In only 19 years of life, Harlem's Andrew Heathman left quite a legacy, his parents say.
A youth mentor, outdoorsman and bright student, the Abraham Baldwin Agricultural College sophomore died March 15 of an unknown virus.
Andrew's father, Don Heathman, said doctors suspect the 2004 Harlem High School graduate succumbed to encephalitis.
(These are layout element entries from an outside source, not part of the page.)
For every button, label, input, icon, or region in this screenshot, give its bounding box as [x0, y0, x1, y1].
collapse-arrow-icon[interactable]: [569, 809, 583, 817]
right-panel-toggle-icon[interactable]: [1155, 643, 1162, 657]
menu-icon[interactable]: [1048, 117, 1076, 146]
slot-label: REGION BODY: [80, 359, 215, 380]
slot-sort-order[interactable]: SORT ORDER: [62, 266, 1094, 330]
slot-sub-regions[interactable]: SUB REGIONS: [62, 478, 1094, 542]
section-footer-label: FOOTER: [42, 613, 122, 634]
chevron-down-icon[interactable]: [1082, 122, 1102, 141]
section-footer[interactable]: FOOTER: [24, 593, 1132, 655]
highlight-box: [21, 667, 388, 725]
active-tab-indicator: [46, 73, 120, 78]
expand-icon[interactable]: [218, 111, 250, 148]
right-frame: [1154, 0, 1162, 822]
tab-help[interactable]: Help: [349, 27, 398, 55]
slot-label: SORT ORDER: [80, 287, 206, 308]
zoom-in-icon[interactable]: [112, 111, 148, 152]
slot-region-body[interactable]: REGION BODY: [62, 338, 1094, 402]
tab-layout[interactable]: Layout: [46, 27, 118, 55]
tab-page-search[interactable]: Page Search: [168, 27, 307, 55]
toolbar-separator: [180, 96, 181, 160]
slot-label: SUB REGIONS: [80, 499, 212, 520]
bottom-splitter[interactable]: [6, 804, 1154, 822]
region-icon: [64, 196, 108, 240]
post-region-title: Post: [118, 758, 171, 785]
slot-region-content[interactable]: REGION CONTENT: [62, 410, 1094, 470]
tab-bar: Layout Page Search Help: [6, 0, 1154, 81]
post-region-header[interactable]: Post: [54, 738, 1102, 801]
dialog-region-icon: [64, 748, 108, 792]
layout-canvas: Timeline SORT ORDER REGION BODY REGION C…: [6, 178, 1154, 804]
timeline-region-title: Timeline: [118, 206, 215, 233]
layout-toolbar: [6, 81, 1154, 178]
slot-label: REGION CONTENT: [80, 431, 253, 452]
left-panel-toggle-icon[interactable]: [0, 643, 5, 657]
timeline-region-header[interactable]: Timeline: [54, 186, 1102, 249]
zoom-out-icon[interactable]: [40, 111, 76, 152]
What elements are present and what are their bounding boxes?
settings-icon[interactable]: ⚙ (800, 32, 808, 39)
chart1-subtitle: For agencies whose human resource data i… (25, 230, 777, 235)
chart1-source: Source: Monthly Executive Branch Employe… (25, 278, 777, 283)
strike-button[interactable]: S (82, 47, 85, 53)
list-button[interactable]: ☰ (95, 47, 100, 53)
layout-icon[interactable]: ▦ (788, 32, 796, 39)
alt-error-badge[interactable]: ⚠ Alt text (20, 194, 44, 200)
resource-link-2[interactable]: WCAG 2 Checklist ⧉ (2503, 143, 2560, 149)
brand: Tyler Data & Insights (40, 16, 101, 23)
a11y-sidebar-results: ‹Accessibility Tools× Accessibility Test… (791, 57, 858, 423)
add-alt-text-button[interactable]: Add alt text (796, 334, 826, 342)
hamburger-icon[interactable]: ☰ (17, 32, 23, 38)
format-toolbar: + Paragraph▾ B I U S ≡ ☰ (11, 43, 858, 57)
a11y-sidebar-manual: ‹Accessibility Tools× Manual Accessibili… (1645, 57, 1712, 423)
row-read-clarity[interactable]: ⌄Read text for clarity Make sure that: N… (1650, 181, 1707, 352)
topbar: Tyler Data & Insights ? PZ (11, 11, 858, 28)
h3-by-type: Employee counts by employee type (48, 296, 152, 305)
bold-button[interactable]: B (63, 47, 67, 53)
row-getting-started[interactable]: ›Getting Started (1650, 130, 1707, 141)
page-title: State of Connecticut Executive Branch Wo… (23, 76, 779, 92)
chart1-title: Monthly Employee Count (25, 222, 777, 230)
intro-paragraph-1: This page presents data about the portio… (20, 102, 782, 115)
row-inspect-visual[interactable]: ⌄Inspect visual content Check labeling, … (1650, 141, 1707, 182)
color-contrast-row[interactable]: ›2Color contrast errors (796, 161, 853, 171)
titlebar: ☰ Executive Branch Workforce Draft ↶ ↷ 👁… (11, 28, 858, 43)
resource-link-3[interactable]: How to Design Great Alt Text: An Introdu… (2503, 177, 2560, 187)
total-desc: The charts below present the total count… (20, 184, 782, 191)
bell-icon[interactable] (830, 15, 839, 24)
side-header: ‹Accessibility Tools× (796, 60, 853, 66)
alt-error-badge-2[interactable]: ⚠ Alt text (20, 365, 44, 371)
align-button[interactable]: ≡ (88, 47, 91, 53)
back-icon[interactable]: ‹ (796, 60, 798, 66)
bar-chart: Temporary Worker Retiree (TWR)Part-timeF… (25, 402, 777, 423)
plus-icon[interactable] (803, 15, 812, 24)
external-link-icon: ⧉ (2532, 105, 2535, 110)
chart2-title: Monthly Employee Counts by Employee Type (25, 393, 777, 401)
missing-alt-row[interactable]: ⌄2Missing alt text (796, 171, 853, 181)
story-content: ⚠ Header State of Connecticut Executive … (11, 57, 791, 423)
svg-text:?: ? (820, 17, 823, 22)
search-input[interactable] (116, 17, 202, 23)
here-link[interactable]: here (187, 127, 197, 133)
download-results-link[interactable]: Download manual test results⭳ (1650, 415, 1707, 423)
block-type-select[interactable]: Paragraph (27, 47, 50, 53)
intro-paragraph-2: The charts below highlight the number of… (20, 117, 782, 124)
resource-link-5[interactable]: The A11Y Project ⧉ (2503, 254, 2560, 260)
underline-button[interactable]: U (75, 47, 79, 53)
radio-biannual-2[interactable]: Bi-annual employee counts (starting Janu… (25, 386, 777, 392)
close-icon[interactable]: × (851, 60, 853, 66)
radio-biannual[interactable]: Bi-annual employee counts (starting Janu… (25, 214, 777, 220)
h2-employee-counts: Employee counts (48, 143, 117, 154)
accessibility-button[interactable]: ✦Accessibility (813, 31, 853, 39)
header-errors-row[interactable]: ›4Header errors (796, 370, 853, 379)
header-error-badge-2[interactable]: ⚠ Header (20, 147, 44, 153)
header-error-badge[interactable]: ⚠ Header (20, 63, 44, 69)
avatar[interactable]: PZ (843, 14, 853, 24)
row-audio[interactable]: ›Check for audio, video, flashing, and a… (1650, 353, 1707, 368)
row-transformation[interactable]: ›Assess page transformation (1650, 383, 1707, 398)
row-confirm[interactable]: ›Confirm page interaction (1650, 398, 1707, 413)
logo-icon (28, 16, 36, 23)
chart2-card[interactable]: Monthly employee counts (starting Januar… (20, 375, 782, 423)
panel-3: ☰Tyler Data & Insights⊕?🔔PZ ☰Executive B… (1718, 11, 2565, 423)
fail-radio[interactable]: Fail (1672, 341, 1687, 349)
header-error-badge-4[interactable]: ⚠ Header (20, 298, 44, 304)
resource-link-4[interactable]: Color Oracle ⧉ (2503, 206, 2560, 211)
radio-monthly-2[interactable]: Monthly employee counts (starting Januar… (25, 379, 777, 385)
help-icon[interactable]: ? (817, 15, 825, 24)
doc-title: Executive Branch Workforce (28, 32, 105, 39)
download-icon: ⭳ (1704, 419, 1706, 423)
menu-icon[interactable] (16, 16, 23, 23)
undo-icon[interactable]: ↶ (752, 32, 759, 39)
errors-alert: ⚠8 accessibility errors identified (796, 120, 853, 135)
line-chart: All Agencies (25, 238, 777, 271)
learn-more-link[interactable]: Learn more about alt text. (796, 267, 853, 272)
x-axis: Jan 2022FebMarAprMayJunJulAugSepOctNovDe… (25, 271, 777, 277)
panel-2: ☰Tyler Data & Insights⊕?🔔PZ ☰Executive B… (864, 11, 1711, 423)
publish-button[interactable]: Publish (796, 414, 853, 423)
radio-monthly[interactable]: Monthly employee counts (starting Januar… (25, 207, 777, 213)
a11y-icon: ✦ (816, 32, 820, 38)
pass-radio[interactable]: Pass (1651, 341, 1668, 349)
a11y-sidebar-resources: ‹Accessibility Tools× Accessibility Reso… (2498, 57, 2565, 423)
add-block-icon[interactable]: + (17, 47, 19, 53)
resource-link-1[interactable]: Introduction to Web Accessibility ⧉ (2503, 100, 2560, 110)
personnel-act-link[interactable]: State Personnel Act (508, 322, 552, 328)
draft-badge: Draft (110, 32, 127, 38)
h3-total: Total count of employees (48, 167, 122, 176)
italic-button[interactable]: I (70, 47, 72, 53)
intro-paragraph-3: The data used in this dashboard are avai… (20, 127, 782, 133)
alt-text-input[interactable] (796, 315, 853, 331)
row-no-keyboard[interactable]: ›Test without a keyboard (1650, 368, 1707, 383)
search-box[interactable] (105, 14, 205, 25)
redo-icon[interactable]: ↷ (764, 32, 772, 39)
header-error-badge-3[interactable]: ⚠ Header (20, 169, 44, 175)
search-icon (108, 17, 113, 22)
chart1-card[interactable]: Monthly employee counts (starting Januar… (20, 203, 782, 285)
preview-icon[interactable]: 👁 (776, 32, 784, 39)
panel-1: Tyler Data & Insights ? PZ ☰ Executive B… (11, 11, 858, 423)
Since Friday, classmates, instructors and his parents have gathered in Tifton, Ga. to remember the towering 6-foot-5 teen known for his smile. Andrew's height, combined with that smile, ever-present beneath his blue eyes, earned him the nickname "Jolly," as in the Jolly Green Giant.
Members of the ABAC Wildlife Management Club planted an oak in Andrew's honor at the college's wildlife research facility, and the college will recognize him Wednesday for making the school's honor roll, said William Moore, Andrew's wildlife technology instructor.
At his March 19 funeral, Andrew's family, friends, professors and high school and college classmates packed into Harlem Baptist Church. Andrew's parents requested an open microphone, and several of Andrew's friends shared their memories.
Many more share their memories and grief concerning Andrew's death on the popular Web site www.myspace.com.
"He always had a presence about him that was very loving, and he cared about other people," said Andrew's mother, Toni Heathman.
Andrew was a devoted friend and son whose presence was a comfort to all who knew him, Toni said. Like his older brother Matthew, Andrew participated in the Hugh O'Brian Youth Leadership program in high school and continued with the program, mentoring younger future leaders, Toni said.
Andrew was healthy until he began exhibiting flulike symptoms a few weeks before his death, Don said. His parents said doctors could not determine the cause, with diagnoses ranging from strep throat to pneumonia.
His condition degraded while he was home for spring break. Surrounded by family and friends, some of whom traveled from as far away as Texas, Andrew died March 15 at University Hospital, Don said.
Seeing a gentle, loving young man die suddenly, without explanation, has caused many at Harlem Baptist to re-examine their own lives, the Rev. Philip Vestal said.
"Lives have been touched; college kids have reflected on their lives ... and hopefully it has lead them to a more meaningful relationship with God," Vestal said.
The Heathmans' faith has sustained the family, Don said. Andrew did not have health insurance, and the family has relied on faith, the goodness of their church and community to help pay for his funeral, Don said.
Soon, the family hopes to continue Andrew's legacy with the creation of an annual scholarship, Toni said. The scholarship would go to a Harlem High senior admitted to ABAC.
That student should embody Andrew's compassion for others, showing leadership and civic responsibility, she said.
"Andrew's gone, but he's still touching lives," Don said.
Though the close-knit family has lost its youngest member, Toni said she knows Andrew's life served the purpose God had in store for him.
"God's got a wonderful helper with him," she said.
"I always said he was the child of my heart whereas (Matthew) is the child of my soul," Toni said.
Donations to the Andrew Heathman Memorial Fund can be made at Regions Bank in Harlem.